DISSOLVED INORGANIC CARBON EVOLUTION IN ACID MINE DRAINAGE IMPACTED WATERS: INSIGHTS FROM LABORATORY REACTORS

AMD impacted water samples were collected from a spring, select stream stations, and groundwater and allowed to evolve in contact with the atmosphere in the laboratory. The objective was to determine how dissolved inorganic carbon (DIC) and the carbon isotope ratio of DIC (δ¹³C_DIC) evolve in acid mine impacted stream water in the absence of in-stream processes (e.g. aquatic photosynthesis). Over time, the spring, stream water, and one groundwater sample showed decreases in Fe²⁺, pH, alkalinity, and DIC, while the δ¹³C_DIC increased and SO₄^2- remained nearly constant. One of the groundwater samples showed an increase in pH despite decreases in Fe²⁺, alkalinity, and DIC, increase in the δ¹³C_DIC and nearly constant SO₄^2-. The decreases in Fe²⁺ in the samples were concomitant with a general increase in dissolved oxygen. This suggest that Fe²⁺ from AMD impact was oxidized to Fe³⁺ and subsequently hydrolyzed to Fe(OH)₃(s).

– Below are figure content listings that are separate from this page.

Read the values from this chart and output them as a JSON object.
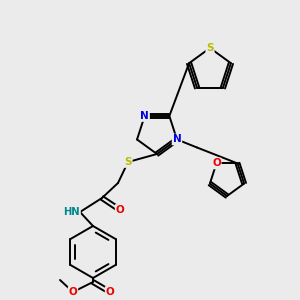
{
  "bg_color": "#ebebeb",
  "atom_colors": {
    "C": "#000000",
    "N": "#0000dd",
    "O": "#ee0000",
    "S": "#bbbb00",
    "H": "#008888"
  },
  "bond_color": "#000000",
  "bond_lw": 1.4,
  "figsize": [
    3.0,
    3.0
  ],
  "dpi": 100
}
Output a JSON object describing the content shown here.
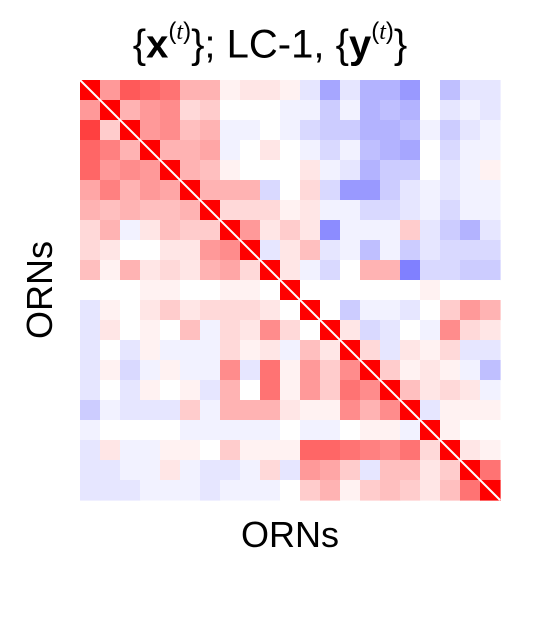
{
  "chart_data": {
    "type": "heatmap",
    "title_parts": {
      "lbrace": "{",
      "x": "x",
      "t1": "(t)",
      "mid": "}; LC-1, {",
      "y": "y",
      "t2": "(t)",
      "rbrace": "}"
    },
    "xlabel": "ORNs",
    "ylabel": "ORNs",
    "diagonal_line": true,
    "colormap": "bwr",
    "vmin": -1,
    "vmax": 1,
    "colors": {
      "positive": "#ff0000",
      "negative": "#0000ff",
      "zero": "#ffffff",
      "diagonal_line": "#ffffff"
    },
    "matrix": [
      [
        1.0,
        0.4,
        0.65,
        0.6,
        0.55,
        0.3,
        0.3,
        0.05,
        0.1,
        0.1,
        0.05,
        -0.1,
        -0.35,
        -0.1,
        -0.3,
        -0.3,
        -0.4,
        0.0,
        -0.25,
        -0.1,
        -0.1
      ],
      [
        0.4,
        1.0,
        0.3,
        0.4,
        0.45,
        0.15,
        0.2,
        0.0,
        0.0,
        0.0,
        -0.05,
        -0.05,
        -0.2,
        -0.05,
        -0.3,
        -0.25,
        -0.3,
        0.0,
        -0.1,
        -0.05,
        -0.1
      ],
      [
        0.75,
        0.2,
        1.0,
        0.4,
        0.45,
        0.25,
        0.3,
        -0.05,
        -0.05,
        0.0,
        -0.05,
        -0.15,
        -0.2,
        -0.2,
        -0.3,
        -0.3,
        -0.25,
        -0.05,
        -0.2,
        -0.1,
        -0.05
      ],
      [
        0.6,
        0.5,
        0.3,
        1.0,
        0.3,
        0.3,
        0.35,
        -0.05,
        0.0,
        0.1,
        0.0,
        -0.05,
        -0.15,
        -0.05,
        -0.25,
        -0.3,
        -0.35,
        0.0,
        -0.15,
        -0.05,
        -0.05
      ],
      [
        0.6,
        0.4,
        0.45,
        0.4,
        1.0,
        0.3,
        0.25,
        0.05,
        0.0,
        0.0,
        0.0,
        0.1,
        -0.05,
        -0.1,
        -0.3,
        -0.2,
        -0.2,
        0.0,
        -0.1,
        -0.05,
        0.05
      ],
      [
        0.35,
        0.5,
        0.3,
        0.4,
        0.35,
        1.0,
        0.3,
        0.3,
        0.3,
        -0.15,
        0.0,
        0.15,
        -0.15,
        -0.4,
        -0.4,
        -0.2,
        -0.1,
        -0.05,
        -0.1,
        -0.05,
        -0.05
      ],
      [
        0.3,
        0.25,
        0.3,
        0.25,
        0.25,
        0.3,
        1.0,
        0.15,
        0.15,
        0.15,
        0.05,
        0.1,
        -0.05,
        -0.05,
        -0.15,
        -0.15,
        -0.1,
        -0.05,
        -0.15,
        -0.05,
        -0.05
      ],
      [
        0.15,
        0.3,
        -0.05,
        0.1,
        0.25,
        0.2,
        0.2,
        1.0,
        0.4,
        0.1,
        0.2,
        0.1,
        -0.45,
        -0.05,
        -0.05,
        -0.05,
        0.2,
        -0.1,
        -0.2,
        -0.3,
        -0.1
      ],
      [
        0.15,
        0.1,
        0.0,
        0.0,
        0.1,
        0.1,
        0.4,
        0.45,
        1.0,
        -0.1,
        0.1,
        0.25,
        -0.1,
        -0.05,
        -0.25,
        -0.05,
        -0.2,
        -0.1,
        -0.15,
        -0.15,
        -0.15
      ],
      [
        0.25,
        0.05,
        0.3,
        0.1,
        0.15,
        0.1,
        0.3,
        0.35,
        0.15,
        1.0,
        0.1,
        -0.05,
        -0.15,
        0.0,
        0.3,
        0.3,
        -0.5,
        -0.15,
        -0.15,
        -0.2,
        -0.2
      ],
      [
        0.0,
        0.0,
        0.0,
        0.05,
        0.05,
        0.0,
        0.0,
        0.05,
        0.05,
        0.0,
        1.0,
        0.0,
        0.0,
        0.0,
        0.0,
        0.0,
        0.0,
        0.05,
        0.0,
        0.0,
        0.0
      ],
      [
        -0.1,
        0.05,
        0.0,
        0.1,
        0.2,
        0.1,
        0.15,
        0.15,
        0.15,
        0.1,
        0.0,
        1.0,
        0.0,
        -0.2,
        -0.05,
        -0.05,
        -0.1,
        0.0,
        0.2,
        0.4,
        0.3
      ],
      [
        -0.1,
        0.1,
        0.0,
        0.05,
        0.0,
        0.25,
        -0.05,
        0.15,
        0.1,
        0.45,
        0.15,
        0.0,
        1.0,
        0.1,
        -0.15,
        -0.1,
        0.0,
        -0.05,
        0.45,
        0.15,
        0.1
      ],
      [
        -0.1,
        0.0,
        -0.1,
        0.05,
        -0.05,
        -0.05,
        -0.05,
        0.15,
        0.05,
        0.1,
        -0.05,
        0.25,
        0.1,
        1.0,
        0.15,
        -0.1,
        0.1,
        0.05,
        0.15,
        -0.1,
        -0.1
      ],
      [
        -0.1,
        0.05,
        -0.15,
        -0.05,
        0.05,
        -0.05,
        -0.05,
        0.45,
        -0.1,
        0.55,
        0.05,
        0.4,
        0.2,
        0.45,
        1.0,
        0.2,
        0.05,
        0.1,
        0.05,
        -0.05,
        -0.25
      ],
      [
        -0.1,
        0.0,
        -0.1,
        0.05,
        0.0,
        0.05,
        -0.1,
        0.3,
        0.0,
        0.55,
        0.05,
        0.4,
        0.2,
        0.55,
        0.45,
        1.0,
        0.25,
        0.1,
        0.15,
        0.1,
        -0.05
      ],
      [
        -0.2,
        -0.05,
        -0.1,
        -0.1,
        -0.1,
        0.2,
        -0.05,
        0.3,
        0.3,
        0.3,
        0.1,
        0.05,
        0.05,
        0.45,
        0.3,
        0.45,
        1.0,
        -0.1,
        0.05,
        0.05,
        0.05
      ],
      [
        -0.05,
        0.0,
        0.0,
        0.0,
        0.0,
        -0.05,
        -0.05,
        -0.05,
        -0.05,
        -0.05,
        0.0,
        -0.05,
        -0.05,
        0.0,
        0.05,
        0.05,
        -0.05,
        1.0,
        0.05,
        0.0,
        0.0
      ],
      [
        -0.1,
        0.1,
        -0.05,
        -0.05,
        0.05,
        0.05,
        0.0,
        0.2,
        0.05,
        0.05,
        0.05,
        0.6,
        0.6,
        0.55,
        0.5,
        0.45,
        0.55,
        0.15,
        1.0,
        0.1,
        0.05
      ],
      [
        -0.1,
        -0.1,
        -0.05,
        -0.05,
        0.1,
        -0.05,
        -0.1,
        -0.1,
        -0.05,
        0.15,
        -0.1,
        0.4,
        0.35,
        0.2,
        -0.1,
        0.25,
        0.25,
        0.1,
        0.2,
        1.0,
        0.55
      ],
      [
        -0.1,
        -0.1,
        -0.1,
        -0.05,
        -0.05,
        -0.05,
        -0.1,
        -0.05,
        -0.05,
        -0.05,
        0.0,
        0.2,
        0.3,
        0.05,
        0.2,
        0.25,
        0.2,
        0.1,
        0.25,
        0.55,
        1.0
      ]
    ]
  }
}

This reaction produces protons which explain the temporal decrease in pH with decrease in Fe²⁺. The DIC loss pattern for water samples with decreasing pH was characteristic and showed rapid decline at lower pH which we attribute to pH induced loss. In these samples, the δ¹³C_DIC increased between 1 to 4 ⁰/₀₀. This is in contrast to the groundwater sample which showed a systematic increase in pH while DIC and alkalinity decreased, due to equilibration with atmospheric CO₂. For this groundwater sample, the δ¹³C increased ~9⁰/₀₀. The decrease in Fe²⁺ and pH coupled with decrease in alkalinity, DIC and enrichment of δ¹³C in the water samples impacted by AMD suggest that AMD evolution enhances CO₂ exsolution. The results of this experiment showed that AMD evolution in receiving streams and the nature of CO₂ loss from AMD impact can be determined from Fe²⁺, pH, DIC, and δ¹³C_DIC.